Short-term and long-term events in the progression of vitamin (B12, B6 and folate) deficiency and homocysteinemia-induced cognitive decline and its prevention: Early preclinical events could include successively – vitamin deficiencies, homocysteinemia, inhibition of post-synaptic GABA receptors and elevated MMP9, and phosphorylation of tau proteins. The long-term events could include accumulation of the phosphorylated tau proteins and amyloid-β-peptides into neurofibrillary tangles and amyloid plaques which would ultimately culminate in cognitive decline. Modified from Bhargava, 2018.[13]
Hence, it may be postulated that if homocysteine be reduced, through administration of the vitamins B12 and folate, the cascade of events may be prevented. This could reduce the burden of cognitive impairment and thence of dementia/Alzheimer’s disease.

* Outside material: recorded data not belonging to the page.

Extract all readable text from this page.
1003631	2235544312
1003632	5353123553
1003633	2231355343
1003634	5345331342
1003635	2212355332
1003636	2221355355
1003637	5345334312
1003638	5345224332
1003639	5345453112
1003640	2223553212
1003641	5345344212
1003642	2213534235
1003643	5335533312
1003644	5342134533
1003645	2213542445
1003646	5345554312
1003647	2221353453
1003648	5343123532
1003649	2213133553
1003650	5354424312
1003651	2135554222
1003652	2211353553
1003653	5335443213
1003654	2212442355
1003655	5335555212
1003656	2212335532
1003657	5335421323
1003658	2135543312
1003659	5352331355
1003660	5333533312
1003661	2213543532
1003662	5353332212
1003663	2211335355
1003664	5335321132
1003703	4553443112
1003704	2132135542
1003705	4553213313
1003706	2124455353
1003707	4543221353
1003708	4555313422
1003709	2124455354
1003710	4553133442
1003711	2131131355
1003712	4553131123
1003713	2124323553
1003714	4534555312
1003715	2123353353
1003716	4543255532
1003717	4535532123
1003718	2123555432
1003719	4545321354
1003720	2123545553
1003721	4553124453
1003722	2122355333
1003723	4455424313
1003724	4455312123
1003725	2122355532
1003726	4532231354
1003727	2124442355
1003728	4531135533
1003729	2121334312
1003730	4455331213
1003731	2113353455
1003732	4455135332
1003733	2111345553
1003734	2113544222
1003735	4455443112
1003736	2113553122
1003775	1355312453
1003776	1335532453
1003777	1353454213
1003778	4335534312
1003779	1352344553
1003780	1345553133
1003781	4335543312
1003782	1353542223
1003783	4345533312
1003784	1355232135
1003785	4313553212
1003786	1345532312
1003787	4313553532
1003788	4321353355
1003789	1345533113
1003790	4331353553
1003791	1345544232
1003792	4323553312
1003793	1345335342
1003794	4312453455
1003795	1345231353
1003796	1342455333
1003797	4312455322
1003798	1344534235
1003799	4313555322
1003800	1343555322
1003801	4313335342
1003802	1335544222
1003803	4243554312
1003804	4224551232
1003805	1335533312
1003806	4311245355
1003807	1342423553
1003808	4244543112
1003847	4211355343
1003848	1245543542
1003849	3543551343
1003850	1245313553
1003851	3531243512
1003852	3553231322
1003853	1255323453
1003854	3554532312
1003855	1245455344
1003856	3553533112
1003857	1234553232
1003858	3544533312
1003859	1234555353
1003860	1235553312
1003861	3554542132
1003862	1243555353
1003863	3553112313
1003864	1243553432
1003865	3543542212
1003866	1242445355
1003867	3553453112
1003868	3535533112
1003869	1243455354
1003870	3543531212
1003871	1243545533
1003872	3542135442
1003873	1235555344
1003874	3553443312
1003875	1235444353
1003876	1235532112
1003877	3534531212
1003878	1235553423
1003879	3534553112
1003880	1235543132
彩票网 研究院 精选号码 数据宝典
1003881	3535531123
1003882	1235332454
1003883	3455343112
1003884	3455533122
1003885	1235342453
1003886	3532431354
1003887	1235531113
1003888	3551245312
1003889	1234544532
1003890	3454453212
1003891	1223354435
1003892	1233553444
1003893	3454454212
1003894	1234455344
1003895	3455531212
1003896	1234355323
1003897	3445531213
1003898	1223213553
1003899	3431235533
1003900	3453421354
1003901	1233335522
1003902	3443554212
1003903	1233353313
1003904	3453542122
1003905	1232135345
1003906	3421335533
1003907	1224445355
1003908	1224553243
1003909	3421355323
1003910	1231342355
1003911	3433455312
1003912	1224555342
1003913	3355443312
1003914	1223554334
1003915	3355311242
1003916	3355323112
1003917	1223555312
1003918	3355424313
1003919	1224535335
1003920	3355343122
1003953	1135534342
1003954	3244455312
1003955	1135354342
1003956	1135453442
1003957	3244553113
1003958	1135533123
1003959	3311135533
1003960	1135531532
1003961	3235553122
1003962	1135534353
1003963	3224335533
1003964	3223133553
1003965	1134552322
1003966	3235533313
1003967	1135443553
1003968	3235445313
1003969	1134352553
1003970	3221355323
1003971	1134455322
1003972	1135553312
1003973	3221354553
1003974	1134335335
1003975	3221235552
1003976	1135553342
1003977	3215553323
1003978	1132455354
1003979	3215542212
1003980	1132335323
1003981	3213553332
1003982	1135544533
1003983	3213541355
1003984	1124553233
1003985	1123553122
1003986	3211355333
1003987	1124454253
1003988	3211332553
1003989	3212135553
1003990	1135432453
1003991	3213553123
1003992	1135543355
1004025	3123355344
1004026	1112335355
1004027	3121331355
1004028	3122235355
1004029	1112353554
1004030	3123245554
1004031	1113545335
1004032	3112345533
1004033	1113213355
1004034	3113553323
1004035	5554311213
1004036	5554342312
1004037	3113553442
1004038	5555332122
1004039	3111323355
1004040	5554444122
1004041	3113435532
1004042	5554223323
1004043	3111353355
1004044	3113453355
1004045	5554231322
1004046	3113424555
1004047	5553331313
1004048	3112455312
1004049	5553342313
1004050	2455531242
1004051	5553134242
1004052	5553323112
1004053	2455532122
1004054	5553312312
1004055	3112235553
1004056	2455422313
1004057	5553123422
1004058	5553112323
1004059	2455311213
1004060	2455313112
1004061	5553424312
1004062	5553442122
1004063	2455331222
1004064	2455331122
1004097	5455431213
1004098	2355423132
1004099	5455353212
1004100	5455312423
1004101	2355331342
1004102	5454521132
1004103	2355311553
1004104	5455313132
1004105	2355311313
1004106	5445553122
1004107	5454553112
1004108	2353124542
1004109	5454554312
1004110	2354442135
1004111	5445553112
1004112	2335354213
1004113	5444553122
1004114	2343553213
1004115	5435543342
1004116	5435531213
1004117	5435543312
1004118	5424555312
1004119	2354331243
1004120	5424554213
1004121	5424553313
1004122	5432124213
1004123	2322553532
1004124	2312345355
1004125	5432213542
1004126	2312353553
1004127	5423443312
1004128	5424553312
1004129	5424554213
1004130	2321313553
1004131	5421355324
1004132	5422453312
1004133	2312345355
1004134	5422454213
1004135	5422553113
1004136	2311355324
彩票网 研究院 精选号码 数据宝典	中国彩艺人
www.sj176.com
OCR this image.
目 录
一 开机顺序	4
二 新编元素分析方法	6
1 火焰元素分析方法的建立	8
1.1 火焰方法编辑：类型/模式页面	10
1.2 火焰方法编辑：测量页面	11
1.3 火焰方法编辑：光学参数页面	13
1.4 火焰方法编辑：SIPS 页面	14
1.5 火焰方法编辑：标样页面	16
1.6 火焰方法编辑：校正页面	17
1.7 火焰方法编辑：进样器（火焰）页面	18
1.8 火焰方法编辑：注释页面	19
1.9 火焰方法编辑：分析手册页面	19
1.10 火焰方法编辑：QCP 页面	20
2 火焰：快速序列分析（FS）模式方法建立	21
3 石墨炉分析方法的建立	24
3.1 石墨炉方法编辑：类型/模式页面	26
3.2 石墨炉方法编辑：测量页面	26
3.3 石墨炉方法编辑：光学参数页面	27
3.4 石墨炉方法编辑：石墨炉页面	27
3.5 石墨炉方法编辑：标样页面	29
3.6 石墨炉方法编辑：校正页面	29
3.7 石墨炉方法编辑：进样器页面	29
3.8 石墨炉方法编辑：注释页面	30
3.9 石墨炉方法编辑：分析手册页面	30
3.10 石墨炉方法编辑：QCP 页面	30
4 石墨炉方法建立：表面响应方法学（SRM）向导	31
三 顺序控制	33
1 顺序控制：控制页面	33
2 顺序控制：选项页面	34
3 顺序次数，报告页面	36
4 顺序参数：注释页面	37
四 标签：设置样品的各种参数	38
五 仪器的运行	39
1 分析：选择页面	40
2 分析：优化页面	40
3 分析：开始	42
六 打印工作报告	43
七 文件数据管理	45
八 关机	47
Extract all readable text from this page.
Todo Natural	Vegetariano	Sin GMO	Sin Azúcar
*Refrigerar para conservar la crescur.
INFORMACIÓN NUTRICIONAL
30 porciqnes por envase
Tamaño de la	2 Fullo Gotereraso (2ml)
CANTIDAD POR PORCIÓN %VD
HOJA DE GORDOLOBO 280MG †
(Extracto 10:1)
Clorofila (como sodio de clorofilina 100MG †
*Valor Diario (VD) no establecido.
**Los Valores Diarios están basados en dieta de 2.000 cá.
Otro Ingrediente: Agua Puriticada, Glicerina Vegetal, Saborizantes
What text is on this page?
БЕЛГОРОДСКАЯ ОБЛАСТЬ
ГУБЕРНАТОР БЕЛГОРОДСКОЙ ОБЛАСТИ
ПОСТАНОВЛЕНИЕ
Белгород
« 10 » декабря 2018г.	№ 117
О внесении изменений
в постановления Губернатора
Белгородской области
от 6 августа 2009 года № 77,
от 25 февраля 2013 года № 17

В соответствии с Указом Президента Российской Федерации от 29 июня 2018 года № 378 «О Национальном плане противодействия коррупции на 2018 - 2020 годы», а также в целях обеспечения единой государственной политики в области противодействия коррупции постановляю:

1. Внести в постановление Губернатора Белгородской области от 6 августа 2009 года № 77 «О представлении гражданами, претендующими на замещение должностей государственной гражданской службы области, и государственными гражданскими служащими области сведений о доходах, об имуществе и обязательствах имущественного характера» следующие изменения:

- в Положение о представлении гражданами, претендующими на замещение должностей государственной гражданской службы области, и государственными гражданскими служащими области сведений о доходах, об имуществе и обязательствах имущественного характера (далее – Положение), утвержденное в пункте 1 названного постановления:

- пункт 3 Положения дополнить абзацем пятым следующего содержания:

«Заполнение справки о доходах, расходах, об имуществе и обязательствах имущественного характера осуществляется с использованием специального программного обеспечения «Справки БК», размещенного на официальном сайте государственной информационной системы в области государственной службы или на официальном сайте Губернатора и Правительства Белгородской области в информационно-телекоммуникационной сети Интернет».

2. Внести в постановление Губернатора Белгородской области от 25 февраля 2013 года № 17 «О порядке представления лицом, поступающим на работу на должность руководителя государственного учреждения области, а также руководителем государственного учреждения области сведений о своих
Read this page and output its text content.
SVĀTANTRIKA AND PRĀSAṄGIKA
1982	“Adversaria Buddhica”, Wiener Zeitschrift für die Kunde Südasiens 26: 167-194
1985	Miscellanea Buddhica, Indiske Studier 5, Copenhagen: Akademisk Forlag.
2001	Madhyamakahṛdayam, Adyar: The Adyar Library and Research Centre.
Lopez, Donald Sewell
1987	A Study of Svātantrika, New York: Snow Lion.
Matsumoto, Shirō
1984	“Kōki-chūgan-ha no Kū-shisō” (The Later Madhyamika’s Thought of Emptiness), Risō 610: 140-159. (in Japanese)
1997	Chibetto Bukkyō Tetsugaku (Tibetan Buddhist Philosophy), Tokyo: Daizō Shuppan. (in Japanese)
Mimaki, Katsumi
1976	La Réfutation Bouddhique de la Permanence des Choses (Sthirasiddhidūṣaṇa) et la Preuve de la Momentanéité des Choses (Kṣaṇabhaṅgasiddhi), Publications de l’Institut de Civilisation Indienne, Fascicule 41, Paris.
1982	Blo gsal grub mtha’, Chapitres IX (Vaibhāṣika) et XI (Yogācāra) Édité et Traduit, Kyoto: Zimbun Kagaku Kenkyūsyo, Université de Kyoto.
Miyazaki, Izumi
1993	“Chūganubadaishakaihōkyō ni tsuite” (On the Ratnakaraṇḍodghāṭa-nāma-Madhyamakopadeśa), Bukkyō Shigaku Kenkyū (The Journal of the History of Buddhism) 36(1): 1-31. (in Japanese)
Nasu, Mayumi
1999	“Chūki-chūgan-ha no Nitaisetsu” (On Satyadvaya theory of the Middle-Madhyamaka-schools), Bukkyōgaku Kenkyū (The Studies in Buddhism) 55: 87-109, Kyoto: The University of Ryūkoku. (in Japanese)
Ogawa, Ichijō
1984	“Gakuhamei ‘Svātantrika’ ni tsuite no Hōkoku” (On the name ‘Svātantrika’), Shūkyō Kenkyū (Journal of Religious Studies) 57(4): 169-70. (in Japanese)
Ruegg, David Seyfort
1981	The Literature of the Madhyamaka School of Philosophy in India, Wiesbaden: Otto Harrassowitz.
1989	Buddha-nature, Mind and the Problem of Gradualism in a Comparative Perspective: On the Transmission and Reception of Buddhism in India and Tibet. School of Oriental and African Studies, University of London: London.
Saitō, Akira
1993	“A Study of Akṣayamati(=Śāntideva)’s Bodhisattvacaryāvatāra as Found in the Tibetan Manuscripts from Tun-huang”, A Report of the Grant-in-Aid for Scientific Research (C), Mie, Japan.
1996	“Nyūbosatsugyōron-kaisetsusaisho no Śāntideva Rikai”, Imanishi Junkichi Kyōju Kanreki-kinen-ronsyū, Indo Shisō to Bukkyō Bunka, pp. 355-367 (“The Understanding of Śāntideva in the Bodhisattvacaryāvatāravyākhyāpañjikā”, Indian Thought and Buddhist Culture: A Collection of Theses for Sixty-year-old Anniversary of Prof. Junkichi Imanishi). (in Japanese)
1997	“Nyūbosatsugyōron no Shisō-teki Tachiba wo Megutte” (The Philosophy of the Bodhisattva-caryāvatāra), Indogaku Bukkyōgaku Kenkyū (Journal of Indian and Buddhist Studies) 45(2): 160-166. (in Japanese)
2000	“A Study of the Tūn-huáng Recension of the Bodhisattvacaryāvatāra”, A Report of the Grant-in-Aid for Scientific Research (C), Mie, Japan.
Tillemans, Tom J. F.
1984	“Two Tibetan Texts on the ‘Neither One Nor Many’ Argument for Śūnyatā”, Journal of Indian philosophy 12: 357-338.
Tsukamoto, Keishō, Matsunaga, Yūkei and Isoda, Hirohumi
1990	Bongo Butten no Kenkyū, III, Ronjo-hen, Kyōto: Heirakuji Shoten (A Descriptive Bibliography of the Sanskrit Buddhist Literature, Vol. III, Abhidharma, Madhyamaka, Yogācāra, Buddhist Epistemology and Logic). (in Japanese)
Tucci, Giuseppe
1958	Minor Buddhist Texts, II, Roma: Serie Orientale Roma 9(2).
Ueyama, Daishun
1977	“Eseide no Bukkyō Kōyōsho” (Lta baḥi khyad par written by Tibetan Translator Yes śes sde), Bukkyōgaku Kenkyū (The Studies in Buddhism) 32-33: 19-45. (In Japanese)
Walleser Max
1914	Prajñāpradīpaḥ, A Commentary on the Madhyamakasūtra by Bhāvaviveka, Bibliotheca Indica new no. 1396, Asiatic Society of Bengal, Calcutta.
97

It is, therefore, suggested that all subjects > 50 years of age (the lower age limit of our subjects demonstrating cognitive impairment) should be tested for circulating levels of homocysteine and those with a level > 13.5 µmol/L should be evaluated and followed up for cognitive decline. At the same time, they may be administered vitamins of the B group to reduce homocysteine and prevent or decrease the possibility of cognitive decline.
Further studies may be conducted to assess the molecular mechanism of cognitive impairment due to homocysteinemia.